The framework's terms are typed and disciplined; these are their public readings.
- Readout / shadow
- An exact bounded presentation — a quotient, measurement, macrostate, or public summary — of a richer realization structure. A shadow is not false or illusory: it is an exact projected interface whose internal laws may be fully valid at its own level. It simply is not the source-level structure itself.
- Realization equivalence
- The strong condition that a readout domain recovers the full realization-relevant structure of what it summarizes. Paper 1 proves exact readout does not imply this.
- Completion necessity
- The certified condition under which readout loss actually matters: an active, uncleared failure of an essential public closure slot with no checked repair or public surrogate (Paper 2). Readout loss alone is not obstruction.
- Canonical completion
- A completion that is certified as an initial object in the public admissible completion category for the relevant target and closure context (Paper 3). Completion need does not automatically produce one.
- Down-compilation / Tier-1 artifact
- The total, deterministic, route-locked, gate-cleared, residue-aware compilation step that turns a canonical completion output into a statused public Tier-1 artifact — or into a declared lower-status output (Paper 4).

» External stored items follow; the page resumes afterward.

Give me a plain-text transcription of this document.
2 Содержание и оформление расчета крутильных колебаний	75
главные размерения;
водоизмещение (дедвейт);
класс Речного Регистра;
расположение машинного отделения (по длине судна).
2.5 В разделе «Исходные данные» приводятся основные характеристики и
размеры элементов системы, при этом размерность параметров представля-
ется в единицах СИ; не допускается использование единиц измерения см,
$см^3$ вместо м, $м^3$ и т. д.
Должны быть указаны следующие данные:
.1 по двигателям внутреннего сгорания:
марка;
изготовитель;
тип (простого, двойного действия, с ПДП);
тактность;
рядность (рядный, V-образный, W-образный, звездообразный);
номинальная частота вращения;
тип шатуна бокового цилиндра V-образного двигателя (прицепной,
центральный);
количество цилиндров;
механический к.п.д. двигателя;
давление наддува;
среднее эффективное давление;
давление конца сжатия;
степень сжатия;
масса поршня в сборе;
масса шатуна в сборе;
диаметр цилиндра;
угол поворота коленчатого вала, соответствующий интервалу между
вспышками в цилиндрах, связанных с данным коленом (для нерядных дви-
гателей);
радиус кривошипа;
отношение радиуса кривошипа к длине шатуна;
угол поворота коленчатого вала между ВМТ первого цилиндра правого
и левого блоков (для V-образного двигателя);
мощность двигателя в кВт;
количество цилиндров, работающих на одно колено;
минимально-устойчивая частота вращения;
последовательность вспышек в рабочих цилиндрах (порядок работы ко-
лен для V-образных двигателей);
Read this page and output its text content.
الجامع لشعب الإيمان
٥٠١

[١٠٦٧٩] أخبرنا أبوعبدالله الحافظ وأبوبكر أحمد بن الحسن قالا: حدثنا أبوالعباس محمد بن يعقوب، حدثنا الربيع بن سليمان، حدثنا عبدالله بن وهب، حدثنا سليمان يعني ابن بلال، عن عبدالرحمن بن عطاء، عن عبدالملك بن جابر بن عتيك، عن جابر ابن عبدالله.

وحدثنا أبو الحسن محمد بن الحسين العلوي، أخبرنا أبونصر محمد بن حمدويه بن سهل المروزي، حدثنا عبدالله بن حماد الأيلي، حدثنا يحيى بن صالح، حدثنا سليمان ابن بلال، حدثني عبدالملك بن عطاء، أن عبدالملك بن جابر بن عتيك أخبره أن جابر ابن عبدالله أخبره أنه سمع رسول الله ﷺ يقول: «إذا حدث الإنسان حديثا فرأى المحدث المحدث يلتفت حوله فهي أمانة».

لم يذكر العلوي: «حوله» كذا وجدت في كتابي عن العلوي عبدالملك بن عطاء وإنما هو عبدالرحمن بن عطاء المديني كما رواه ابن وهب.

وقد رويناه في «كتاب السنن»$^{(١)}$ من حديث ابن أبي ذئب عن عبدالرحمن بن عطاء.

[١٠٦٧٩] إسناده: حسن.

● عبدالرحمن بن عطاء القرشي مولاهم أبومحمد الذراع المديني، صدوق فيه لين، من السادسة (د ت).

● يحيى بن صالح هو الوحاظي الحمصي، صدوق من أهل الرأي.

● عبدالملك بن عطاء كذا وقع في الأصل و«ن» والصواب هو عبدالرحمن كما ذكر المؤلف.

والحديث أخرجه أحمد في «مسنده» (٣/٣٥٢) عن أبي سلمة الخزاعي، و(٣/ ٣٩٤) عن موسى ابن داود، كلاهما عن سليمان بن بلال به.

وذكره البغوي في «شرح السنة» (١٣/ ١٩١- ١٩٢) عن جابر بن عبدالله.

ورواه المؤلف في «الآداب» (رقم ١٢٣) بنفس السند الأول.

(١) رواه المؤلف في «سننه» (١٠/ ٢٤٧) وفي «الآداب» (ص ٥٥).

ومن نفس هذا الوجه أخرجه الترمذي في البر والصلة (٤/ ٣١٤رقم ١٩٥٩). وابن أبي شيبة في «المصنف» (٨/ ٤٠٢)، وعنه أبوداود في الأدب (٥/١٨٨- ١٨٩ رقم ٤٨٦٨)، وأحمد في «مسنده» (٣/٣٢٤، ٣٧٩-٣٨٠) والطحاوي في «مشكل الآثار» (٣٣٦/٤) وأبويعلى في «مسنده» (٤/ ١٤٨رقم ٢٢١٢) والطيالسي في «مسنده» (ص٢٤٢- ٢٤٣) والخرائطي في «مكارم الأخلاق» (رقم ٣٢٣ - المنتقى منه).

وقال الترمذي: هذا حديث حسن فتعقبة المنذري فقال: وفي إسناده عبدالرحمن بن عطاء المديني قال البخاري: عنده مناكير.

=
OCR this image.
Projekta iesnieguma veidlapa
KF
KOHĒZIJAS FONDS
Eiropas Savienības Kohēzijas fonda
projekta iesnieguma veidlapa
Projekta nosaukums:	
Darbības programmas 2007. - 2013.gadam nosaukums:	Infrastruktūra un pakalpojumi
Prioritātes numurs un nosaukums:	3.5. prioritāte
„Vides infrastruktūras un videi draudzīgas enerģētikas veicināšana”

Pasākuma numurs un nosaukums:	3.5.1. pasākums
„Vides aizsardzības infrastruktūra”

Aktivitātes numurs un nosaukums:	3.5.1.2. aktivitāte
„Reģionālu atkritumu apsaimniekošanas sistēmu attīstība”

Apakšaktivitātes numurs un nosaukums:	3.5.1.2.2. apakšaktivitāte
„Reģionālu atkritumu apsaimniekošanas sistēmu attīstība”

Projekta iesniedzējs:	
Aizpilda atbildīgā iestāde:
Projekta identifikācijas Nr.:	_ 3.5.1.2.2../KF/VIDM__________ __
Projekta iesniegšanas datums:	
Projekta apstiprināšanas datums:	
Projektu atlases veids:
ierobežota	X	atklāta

- Runtime status, residue, and audit calculus
- The declared machinery governing public claims after compilation: route decisions, status algebra, residue algebra, equation-artifact grammar, claim licensing, testing, audit, downgrade logic, and forbidden-promotion discipline (Paper 5).
- Branch packet
- The required public wrapper for any branch result: source stage, target problem, public objects, assumptions, route, status, residues, proof obligations, validation obligations, and claim boundary. A branch output is not canonical Shadow Theory without one.
- Law packet
- A scoped bundle of laws, closure conditions, statuses, and licensed claims. The synthesis layer (Paper 6) governs which law packets are closure-fixed within declared scope.